Here is a pseudocode of my problem.
I have an array of IEEE 754 double precision positive numbers.
The array can come in a random order but numbers are always the same, just scrambled in their positions. Also these numbers can vary in a very wide range in the valid IEEE range of the double
representation.
Once I have the list, I initialize a variable:
double sum_result = 0.0;
And I accumulate the sum on sum_result
, in a loop over the whole array. At each step I do:
sum_result += my_double_array[i]
Is it guaranteed that, whatever the order of the initial array of double
, if the numbers are the same, the printed out sum result will be always the same?
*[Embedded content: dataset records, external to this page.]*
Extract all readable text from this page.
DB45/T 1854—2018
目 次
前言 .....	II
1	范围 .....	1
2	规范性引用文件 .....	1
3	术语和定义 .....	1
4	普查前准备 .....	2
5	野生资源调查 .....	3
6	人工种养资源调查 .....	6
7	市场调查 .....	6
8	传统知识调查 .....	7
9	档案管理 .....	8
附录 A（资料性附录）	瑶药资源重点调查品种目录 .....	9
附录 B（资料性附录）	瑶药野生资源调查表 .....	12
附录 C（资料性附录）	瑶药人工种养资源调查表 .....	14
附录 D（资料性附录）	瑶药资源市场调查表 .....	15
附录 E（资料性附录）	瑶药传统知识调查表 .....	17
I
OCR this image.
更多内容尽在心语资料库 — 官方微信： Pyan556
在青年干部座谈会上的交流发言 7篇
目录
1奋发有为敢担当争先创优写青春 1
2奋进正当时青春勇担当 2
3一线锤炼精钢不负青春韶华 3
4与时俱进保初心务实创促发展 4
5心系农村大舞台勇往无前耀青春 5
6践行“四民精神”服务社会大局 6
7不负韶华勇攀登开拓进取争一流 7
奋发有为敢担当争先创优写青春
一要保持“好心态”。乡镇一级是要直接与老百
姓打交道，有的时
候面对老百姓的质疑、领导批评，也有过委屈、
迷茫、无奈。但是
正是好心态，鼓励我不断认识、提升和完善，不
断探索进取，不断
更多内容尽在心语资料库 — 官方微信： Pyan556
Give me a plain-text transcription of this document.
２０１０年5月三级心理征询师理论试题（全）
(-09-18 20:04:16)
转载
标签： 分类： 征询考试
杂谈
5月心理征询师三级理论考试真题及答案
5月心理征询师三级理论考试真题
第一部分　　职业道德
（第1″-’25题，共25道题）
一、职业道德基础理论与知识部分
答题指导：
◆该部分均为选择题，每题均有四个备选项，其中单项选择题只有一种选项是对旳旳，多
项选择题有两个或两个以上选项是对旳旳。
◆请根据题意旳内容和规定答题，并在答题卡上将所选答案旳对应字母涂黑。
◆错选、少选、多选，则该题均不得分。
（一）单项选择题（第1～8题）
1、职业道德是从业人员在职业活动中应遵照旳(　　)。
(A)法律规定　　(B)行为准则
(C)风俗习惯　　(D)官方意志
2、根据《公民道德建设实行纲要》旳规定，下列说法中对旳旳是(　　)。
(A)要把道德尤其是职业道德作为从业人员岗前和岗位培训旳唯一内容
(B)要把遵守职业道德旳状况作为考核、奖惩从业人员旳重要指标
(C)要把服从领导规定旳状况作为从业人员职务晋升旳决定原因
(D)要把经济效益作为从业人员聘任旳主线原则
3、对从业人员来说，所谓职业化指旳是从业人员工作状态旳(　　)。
Is it guaranteed that, whatever the order of the initial array of double, if the numbers are the same, the printed out sum result will be always the same?
No, FP addition is not associative. Remember it is called floating point - the absolute precision "floats" about relative to 1.0. Any given operation like addition (+
) is subject to round-off error.
Yet if the sum is done and the inexact flag is clear, then yes, the order was not relevant.**
Simple counter example.
#include <math.h>
#include <float.h>
#include <fenv.h>
#include <stdio.h>
int main(void) {
double a[3] = { DBL_MAX, -DBL_MAX, 1.0 };
fexcept_t flag;
feclearexcept(FE_ALL_EXCEPT);
printf("%e\n", (a[0] + a[1]) + a[2]);
fegetexceptflag(&flag, FE_INEXACT);
printf("Inexact %d\n", !!(flag & FE_INEXACT));
feclearexcept(FE_ALL_EXCEPT);
printf("%e\n", a[0] + (a[1] + a[2]));
fegetexceptflag(&flag, FE_INEXACT);
printf("Inexact %d\n", !!(flag & FE_INEXACT));
printf("%d\n", FLT_EVAL_METHOD);
return (EXIT_SUCCESS);
}
Output
1.000000e+00 // Sum is exact
Inexact 0
0.000000e+00 // Sum is inexact
Inexact 1
0 // evaluate all operations ... just to the range and precision of the type;
Depending on FLT_EVAL_METHOD
, FP math may use wider precession and range, yet the above extreme example sums will still differ.
** aside from maybe a result of 0.0 vs -0.0
To see why, try a based 10 text example with 4 digits of precision. The same principle applies to double
with its usual 53 binary digits of precision.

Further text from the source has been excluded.